Laporan reporter geosurvey.co.id Namira Yunia
geosurvey.co.id, WASHINGTON – Sekretaris Jenderal NATO Mark Rutte memperingatkan pemimpin baru AS agar tidak mengulangi kesalahan yang meningkatkan ketegangan kedua negara, seperti yang terjadi pasca Perang Dunia Pertama.
Hal itu disampaikan Rutte dalam jumpa pers bersama Kanselir Jerman Olaf Scholz di Berlin, Selasa (5/11/2024).
“Siapapun yang memenangkan pemilu, kami akan bekerja sama dengan Kamala Harris, kami akan bekerja sama dengan Donald Trump dan memastikan aliansi tetap bersatu,” kata Rutte, menurut Anadolu.
“Saya tidak ragu karena itu demi kepentingan kami. Oleh karena itu, kami meminta pemerintahan baru Amerika untuk tidak mengulangi kesalahan dengan menarik diri dari aliansi dengan Eropa setelah Perang Dunia Pertama, tambah Rutte.
Komentar pemimpin NATO itu muncul di tengah meningkatnya kekhawatiran di antara sekutu-sekutu Eropa mengenai kembalinya Trump ke Gedung Putih.
Pasalnya, Trump secara terbuka mengkritik NATO selama masa jabatannya. Trump menuduh sekutu-sekutu Barat enggan mengeluarkan lebih banyak uang untuk militer dan mengandalkan Amerika Serikat sebagai tameng pertahanan.
Menurut situs resmi NATO, pada tahun 2006 31 menteri pertahanan blok tersebut sepakat untuk mengalokasikan 2 persen dari produk domestik bruto (PDB) masing-masing negara untuk dukungan pertahanan.
Namun, karena pembayaran ini bersifat sukarela dan tidak ada denda jika tidak membayar, semua anggota tidak membayar biaya NATO dan tidak dicatat sebagai hutang kepada aliansi tersebut.
Sedangkan AS sendiri dikenal sebagai penyumbang operasi NATO terbesar.
Padahal, Negeri Paman Sam telah memberikan komitmen sekitar 860 miliar dolar AS atau sekitar 13,5 kuadriliun untuk mendukung kerja koalisi.
Hal ini membuat Donald Trump sangat marah sehingga dia mengancam akan mengakhiri bantuan kepada negara-negara NATO yang gagal membayar kewajiban mereka.
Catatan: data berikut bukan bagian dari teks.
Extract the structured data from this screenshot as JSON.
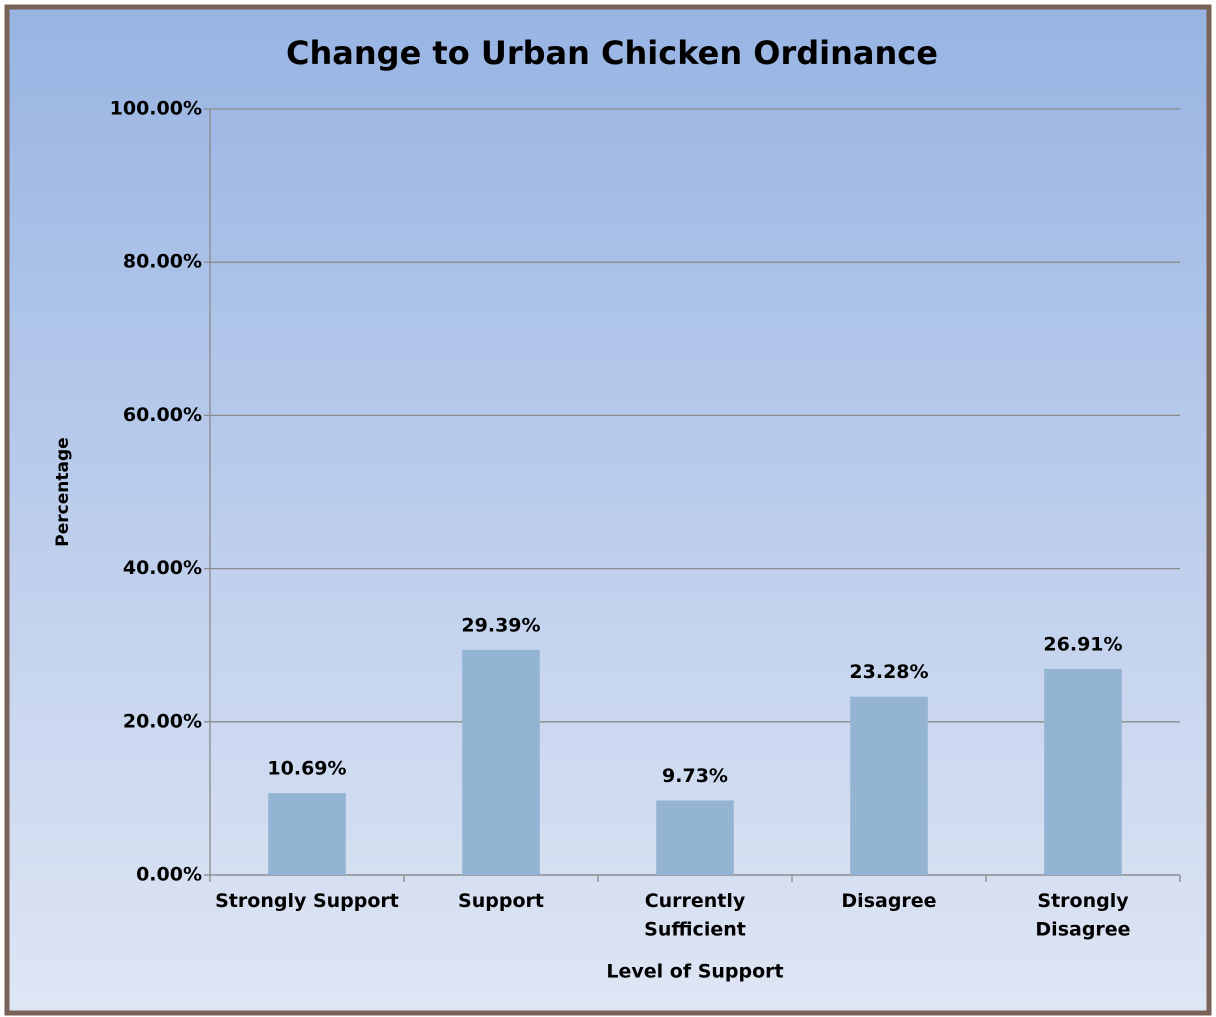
{
  "chart_data": {
    "type": "bar",
    "title": "Change to Urban Chicken Ordinance",
    "x_label": "Level of Support",
    "y_label": "Percentage",
    "categories": [
      "Strongly Support",
      "Support",
      "Currently Sufficient",
      "Disagree",
      "Strongly Disagree"
    ],
    "values": [
      10.69,
      29.39,
      9.73,
      23.28,
      26.91
    ],
    "value_labels": [
      "10.69%",
      "29.39%",
      "9.73%",
      "23.28%",
      "26.91%"
    ],
    "color": "#93b4d3",
    "ylim": [
      0,
      100
    ],
    "yticks": [
      {
        "value": 0,
        "label": "0.00%"
      },
      {
        "value": 20,
        "label": "20.00%"
      },
      {
        "value": 40,
        "label": "40.00%"
      },
      {
        "value": 60,
        "label": "60.00%"
      },
      {
        "value": 80,
        "label": "80.00%"
      },
      {
        "value": 100,
        "label": "100.00%"
      }
    ],
    "grid": true
  }
}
Tak hanya itu, Trump juga mengancam Rusia akan menghancurkan negara-negara NATO yang tidak membayar iuran tahunannya.
Pandangan Trump telah memicu ketegangan dengan para pemimpin Eropa, sehingga menimbulkan pertanyaan mengenai masa depan komitmen AS terhadap keamanan transatlantik jika Trump terpilih sebagai presiden AS berikutnya untuk masa jabatan 2025-2029.
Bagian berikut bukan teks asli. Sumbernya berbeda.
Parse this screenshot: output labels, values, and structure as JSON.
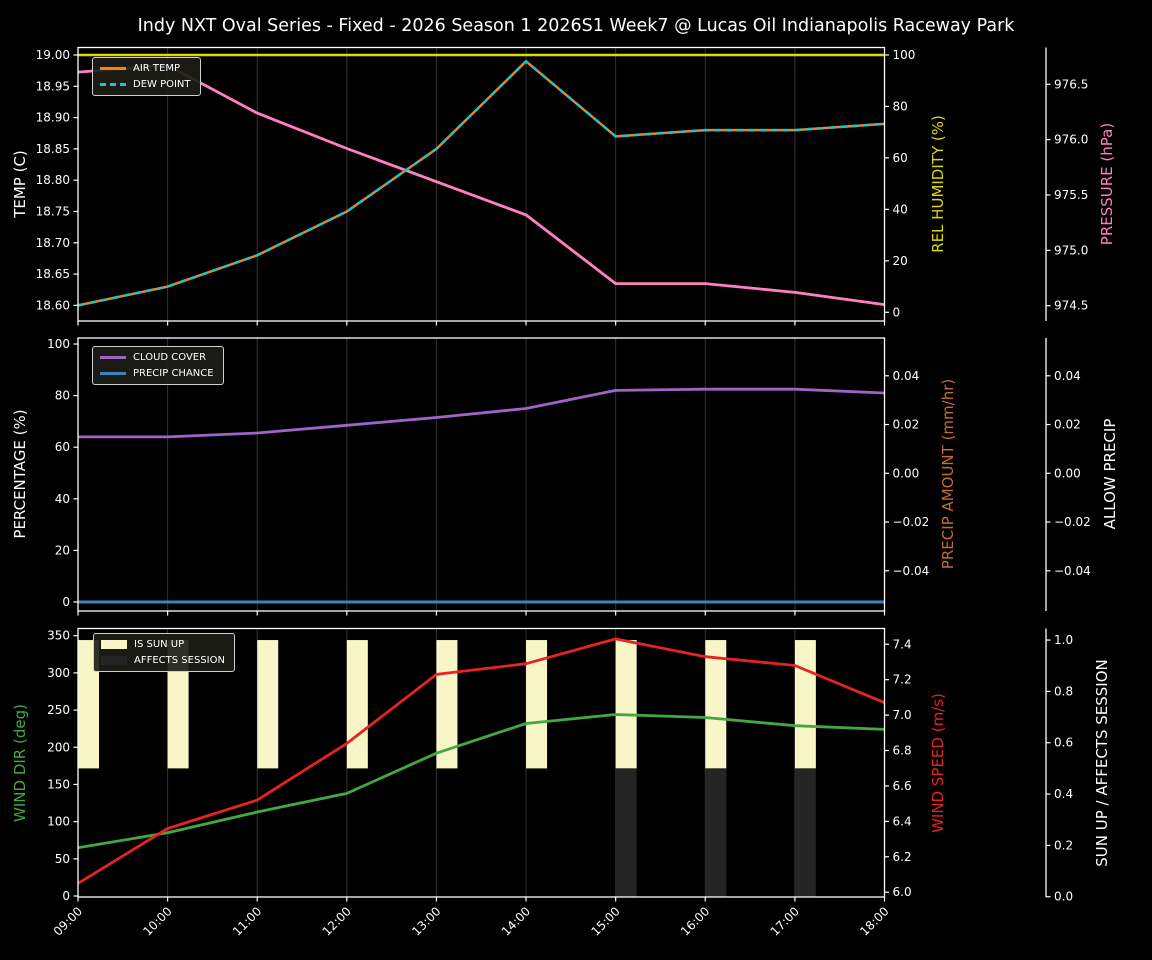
{
  "title": "Indy NXT Oval Series - Fixed - 2026 Season 1 2026S1 Week7 @ Lucas Oil Indianapolis Raceway Park",
  "background": "#000000",
  "style": {
    "grid_color": "#333333",
    "spine_color": "#ffffff",
    "tick_label_color": "#ffffff",
    "legend_background": "#1d1d18",
    "legend_border": "#cfcfcf"
  },
  "x_axis": {
    "labels": [
      "09:00",
      "10:00",
      "11:00",
      "12:00",
      "13:00",
      "14:00",
      "15:00",
      "16:00",
      "17:00",
      "18:00"
    ]
  },
  "chart_data": [
    {
      "name": "temperature-panel",
      "type": "line",
      "x": [
        "09:00",
        "10:00",
        "11:00",
        "12:00",
        "13:00",
        "14:00",
        "15:00",
        "16:00",
        "17:00",
        "18:00"
      ],
      "series": [
        {
          "name": "REL HUMIDITY",
          "axis": "humidity",
          "color": "#dcdc00",
          "style": "solid",
          "width": 2.6,
          "values": [
            100,
            100,
            100,
            100,
            100,
            100,
            100,
            100,
            100,
            100
          ]
        },
        {
          "name": "PRESSURE",
          "axis": "pressure",
          "color": "#ff80c0",
          "style": "solid",
          "width": 2.8,
          "values": [
            976.61,
            976.67,
            976.24,
            975.92,
            975.62,
            975.32,
            974.7,
            974.7,
            974.62,
            974.51
          ]
        },
        {
          "name": "AIR TEMP",
          "axis": "temp",
          "color": "#ff7f0e",
          "style": "solid",
          "width": 2.5,
          "values": [
            18.6,
            18.63,
            18.68,
            18.75,
            18.85,
            18.99,
            18.87,
            18.88,
            18.88,
            18.89
          ]
        },
        {
          "name": "DEW POINT",
          "axis": "temp",
          "color": "#1fc4c4",
          "style": "dashed",
          "width": 2.5,
          "values": [
            18.6,
            18.63,
            18.68,
            18.75,
            18.85,
            18.99,
            18.87,
            18.88,
            18.88,
            18.89
          ]
        }
      ],
      "legend": [
        {
          "label": "AIR TEMP"
        },
        {
          "label": "DEW POINT"
        }
      ],
      "axes": {
        "temp": {
          "label": "TEMP (C)",
          "color": "#ffffff",
          "side": "left",
          "range": [
            18.575,
            19.012
          ],
          "tick_values": [
            18.6,
            18.65,
            18.7,
            18.75,
            18.8,
            18.85,
            18.9,
            18.95,
            19.0
          ],
          "tick_labels": [
            "18.60",
            "18.65",
            "18.70",
            "18.75",
            "18.80",
            "18.85",
            "18.90",
            "18.95",
            "19.00"
          ]
        },
        "humidity": {
          "label": "REL HUMIDITY (%)",
          "color": "#dcdc00",
          "side": "right1",
          "range": [
            -3.38,
            102.9
          ],
          "tick_values": [
            0,
            20,
            40,
            60,
            80,
            100
          ],
          "tick_labels": [
            "0",
            "20",
            "40",
            "60",
            "80",
            "100"
          ]
        },
        "pressure": {
          "label": "PRESSURE (hPa)",
          "color": "#ff80c0",
          "side": "right2",
          "range": [
            974.362,
            976.832
          ],
          "tick_values": [
            974.5,
            975.0,
            975.5,
            976.0,
            976.5
          ],
          "tick_labels": [
            "974.5",
            "975.0",
            "975.5",
            "976.0",
            "976.5"
          ]
        }
      }
    },
    {
      "name": "precipitation-panel",
      "type": "line",
      "x": [
        "09:00",
        "10:00",
        "11:00",
        "12:00",
        "13:00",
        "14:00",
        "15:00",
        "16:00",
        "17:00",
        "18:00"
      ],
      "series": [
        {
          "name": "CLOUD COVER",
          "axis": "percentage",
          "color": "#a263c6",
          "style": "solid",
          "width": 2.8,
          "values": [
            64,
            64,
            65.5,
            68.5,
            71.5,
            75,
            82,
            82.5,
            82.5,
            81
          ]
        },
        {
          "name": "PRECIP CHANCE",
          "axis": "percentage",
          "color": "#3e82c4",
          "style": "solid",
          "width": 3,
          "values": [
            0,
            0,
            0,
            0,
            0,
            0,
            0,
            0,
            0,
            0
          ]
        }
      ],
      "legend": [
        {
          "label": "CLOUD COVER"
        },
        {
          "label": "PRECIP CHANCE"
        }
      ],
      "axes": {
        "percentage": {
          "label": "PERCENTAGE (%)",
          "color": "#ffffff",
          "side": "left",
          "range": [
            -3.49,
            102.33
          ],
          "tick_values": [
            0,
            20,
            40,
            60,
            80,
            100
          ],
          "tick_labels": [
            "0",
            "20",
            "40",
            "60",
            "80",
            "100"
          ]
        },
        "precip_amount": {
          "label": "PRECIP AMOUNT (mm/hr)",
          "color": "#c66b33",
          "side": "right1",
          "range": [
            -0.0565,
            0.0555
          ],
          "tick_values": [
            -0.04,
            -0.02,
            0.0,
            0.02,
            0.04
          ],
          "tick_labels": [
            "−0.04",
            "−0.02",
            "0.00",
            "0.02",
            "0.04"
          ]
        },
        "allow_precip": {
          "label": "ALLOW PRECIP",
          "color": "#ffffff",
          "side": "right2",
          "range": [
            -0.0565,
            0.0555
          ],
          "tick_values": [
            -0.04,
            -0.02,
            0.0,
            0.02,
            0.04
          ],
          "tick_labels": [
            "−0.04",
            "−0.02",
            "0.00",
            "0.02",
            "0.04"
          ]
        }
      }
    },
    {
      "name": "wind-panel",
      "type": "line+bar",
      "x": [
        "09:00",
        "10:00",
        "11:00",
        "12:00",
        "13:00",
        "14:00",
        "15:00",
        "16:00",
        "17:00",
        "18:00"
      ],
      "bars": [
        {
          "name": "IS SUN UP",
          "axis": "sunup",
          "color": "#f8f5c6",
          "style": "patch",
          "base": 0.5,
          "top": 1.0,
          "active": [
            1,
            1,
            1,
            1,
            1,
            1,
            1,
            1,
            1,
            0
          ]
        },
        {
          "name": "AFFECTS SESSION",
          "axis": "sunup",
          "color": "#252525",
          "style": "patch",
          "base": 0.0,
          "top": 0.5,
          "active": [
            0,
            0,
            0,
            0,
            0,
            0,
            1,
            1,
            1,
            0
          ]
        }
      ],
      "series": [
        {
          "name": "WIND DIR",
          "axis": "wind_dir",
          "color": "#43a843",
          "style": "solid",
          "width": 2.8,
          "values": [
            65,
            85,
            113,
            138,
            192,
            232,
            244,
            240,
            229,
            224
          ]
        },
        {
          "name": "WIND SPEED",
          "axis": "wind_speed",
          "color": "#e62222",
          "style": "solid",
          "width": 2.8,
          "values": [
            6.05,
            6.36,
            6.52,
            6.84,
            7.23,
            7.29,
            7.43,
            7.33,
            7.28,
            7.07
          ]
        }
      ],
      "legend": [
        {
          "label": "IS SUN UP"
        },
        {
          "label": "AFFECTS SESSION"
        }
      ],
      "axes": {
        "wind_dir": {
          "label": "WIND DIR (deg)",
          "color": "#43a843",
          "side": "left",
          "range": [
            -1.34,
            359.7
          ],
          "tick_values": [
            0,
            50,
            100,
            150,
            200,
            250,
            300,
            350
          ],
          "tick_labels": [
            "0",
            "50",
            "100",
            "150",
            "200",
            "250",
            "300",
            "350"
          ]
        },
        "wind_speed": {
          "label": "WIND SPEED (m/s)",
          "color": "#e62222",
          "side": "right1",
          "range": [
            5.973,
            7.489
          ],
          "tick_values": [
            6.0,
            6.2,
            6.4,
            6.6,
            6.8,
            7.0,
            7.2,
            7.4
          ],
          "tick_labels": [
            "6.0",
            "6.2",
            "6.4",
            "6.6",
            "6.8",
            "7.0",
            "7.2",
            "7.4"
          ]
        },
        "sunup": {
          "label": "SUN UP / AFFECTS SESSION",
          "color": "#ffffff",
          "side": "right2",
          "range": [
            -0.001,
            1.045
          ],
          "tick_values": [
            0.0,
            0.2,
            0.4,
            0.6,
            0.8,
            1.0
          ],
          "tick_labels": [
            "0.0",
            "0.2",
            "0.4",
            "0.6",
            "0.8",
            "1.0"
          ]
        }
      }
    }
  ]
}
Pemilihan presiden pertama di Amerika Serikat
Hasil survei sementara yang dilakukan Nate Silver dari FiveThirtyEight menunjukkan bahwa Kamala Harris berpeluang menang sebesar 50,015%, sedangkan Trump berpeluang 49,985%.
Hal itu berdasarkan 80.000 jajak pendapat yang dilakukan oleh Silver, yang menunjukkan hasil jajak pendapat tersebut sangat ketat, terutama setelah Harris kembali pada awal November.
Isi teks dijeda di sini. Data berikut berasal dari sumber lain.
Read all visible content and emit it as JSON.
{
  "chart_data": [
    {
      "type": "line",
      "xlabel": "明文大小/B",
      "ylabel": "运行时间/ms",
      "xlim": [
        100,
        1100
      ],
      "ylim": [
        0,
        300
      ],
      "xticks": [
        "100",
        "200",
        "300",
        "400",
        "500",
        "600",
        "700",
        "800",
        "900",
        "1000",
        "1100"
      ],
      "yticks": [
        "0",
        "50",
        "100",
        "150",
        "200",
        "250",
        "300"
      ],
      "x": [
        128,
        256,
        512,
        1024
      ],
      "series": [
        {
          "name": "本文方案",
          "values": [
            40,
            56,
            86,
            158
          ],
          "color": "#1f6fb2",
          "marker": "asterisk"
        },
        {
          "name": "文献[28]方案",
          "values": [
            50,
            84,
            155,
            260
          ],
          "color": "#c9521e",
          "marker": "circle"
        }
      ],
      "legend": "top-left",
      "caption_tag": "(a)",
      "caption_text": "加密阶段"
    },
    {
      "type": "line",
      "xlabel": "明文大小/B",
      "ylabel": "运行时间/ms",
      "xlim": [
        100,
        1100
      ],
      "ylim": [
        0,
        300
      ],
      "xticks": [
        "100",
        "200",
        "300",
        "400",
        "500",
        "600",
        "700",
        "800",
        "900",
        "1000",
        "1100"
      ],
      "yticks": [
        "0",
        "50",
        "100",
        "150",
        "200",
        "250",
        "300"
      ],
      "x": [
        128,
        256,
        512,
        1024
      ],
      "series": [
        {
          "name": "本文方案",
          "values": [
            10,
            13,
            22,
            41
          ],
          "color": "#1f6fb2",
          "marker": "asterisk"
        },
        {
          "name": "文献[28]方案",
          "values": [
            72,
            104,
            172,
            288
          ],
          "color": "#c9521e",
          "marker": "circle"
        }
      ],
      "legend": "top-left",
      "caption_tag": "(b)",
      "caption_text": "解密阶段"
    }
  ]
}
Jajak pendapat HarrisX/Forbes juga menerbitkan hasil serupa, menurut jajak pendapat terbaru, Harris masih unggul tipis dari Trump dengan kemungkinan pemilih 49-48 persen.
Jajak pendapat Ipsos juga menunjukkan Harris memimpin 50 persen berbanding 48 persen. Sementara penelitian lain seperti PBS News/NPR/Marist dan Cooperative Election Study menunjukkan Harris memiliki keunggulan lebih luas, masing-masing 51-47 persen dan 50-46 persen.